Noble deeds and hot baths are the best cures for depression.
~Dodie Smith
A little quote, there, from today’s Friday Find, a lovely little book called I Capture the Castle. by Dodie Smith. You may have heard of Smith’s more famous work: One Hundred and One Dalmations, boasting one of Disney’s most aptly named villains, Cruella de Vil.
The fact that Dodie Smith’s last name is the same as my own is purely coincidental—although I must say it gives me half an idea for a theme for my Sunday posts. What say you to Smith Sundays? In which we investigate famous people named Smith? I don’t know. I’ll have to think about that.
Anyway…I Capture the Castle is a quirky sort of coming-of-age novel about Cassandra Mortmain (Isn’t that a great name?) and her family. Her father is a once-famous and now-blocked writer, her stepmother is the overly-dramatic but not at all wicked Topaz, her elder sister is tired of the life of poverty in spite of the fact that the family really does live in the eponymous castle. There’s a younger brother and a family friend rounding out the household—all of whom have their lives up-ended when wealthy American brothers inherit the nearby Scoatney Hall.
It’s hard to do the book justice in a description.
Perhaps it will help if I tell you that the first sentence of the book is “I write this sitting in the kitchen sink.” (I’m a sucker for intriguing first lines.) Or that J. K. Rowling lists it on her website as one of her favorite books.

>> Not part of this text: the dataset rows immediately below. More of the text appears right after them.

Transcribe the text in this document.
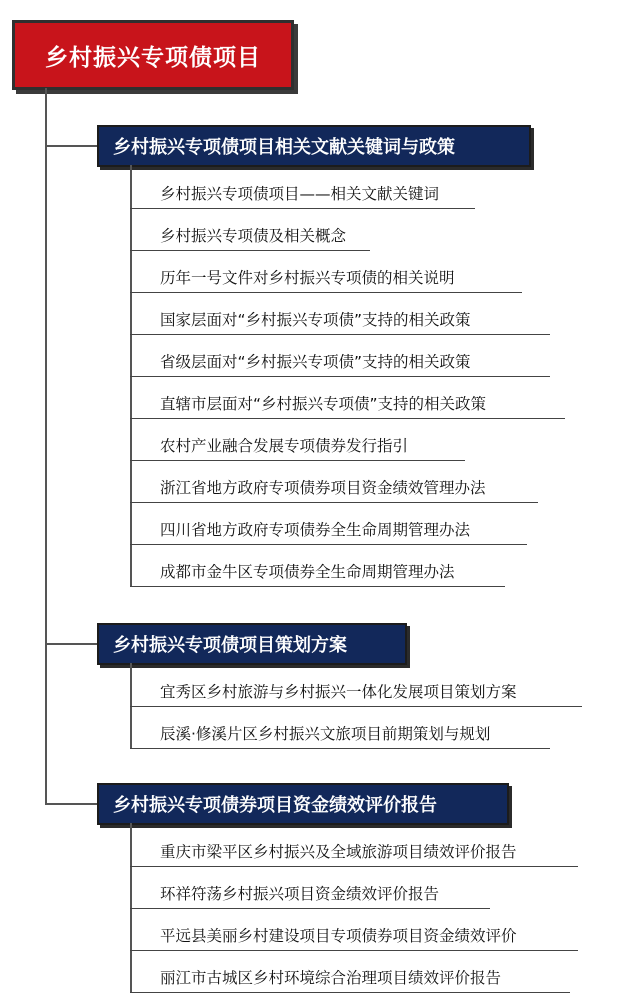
乡村振兴专项债项目
乡村振兴专项债项目相关文献关键词与政策
乡村振兴专项债项目——相关文献关键词
乡村振兴专项债及相关概念
历年一号文件对乡村振兴专项债的相关说明
国家层面对“乡村振兴专项债”支持的相关政策
省级层面对“乡村振兴专项债”支持的相关政策
直辖市层面对“乡村振兴专项债”支持的相关政策
农村产业融合发展专项债券发行指引
浙江省地方政府专项债券项目资金绩效管理办法
四川省地方政府专项债券全生命周期管理办法
成都市金牛区专项债券全生命周期管理办法
乡村振兴专项债项目策划方案
宜秀区乡村旅游与乡村振兴一体化发展项目策划方案
辰溪·修溪片区乡村振兴文旅项目前期策划与规划
乡村振兴专项债券项目资金绩效评价报告
重庆市梁平区乡村振兴及全域旅游项目绩效评价报告
环祥符荡乡村振兴项目资金绩效评价报告
平远县美丽乡村建设项目专项债券项目资金绩效评价
丽江市古城区乡村环境综合治理项目绩效评价报告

Book recommendations are hard. Fiction, especially. One person’s treasured tome is another person’s snooze-fest.
But I Capture the Castle has a lot to recommend it: multi-dimensional characters, a narrator with an original turn of phrase, a surprisingly involved exploration of the psychology behind writer’s block, plot twists, suspense.
Find it. It’s worth a read, I think.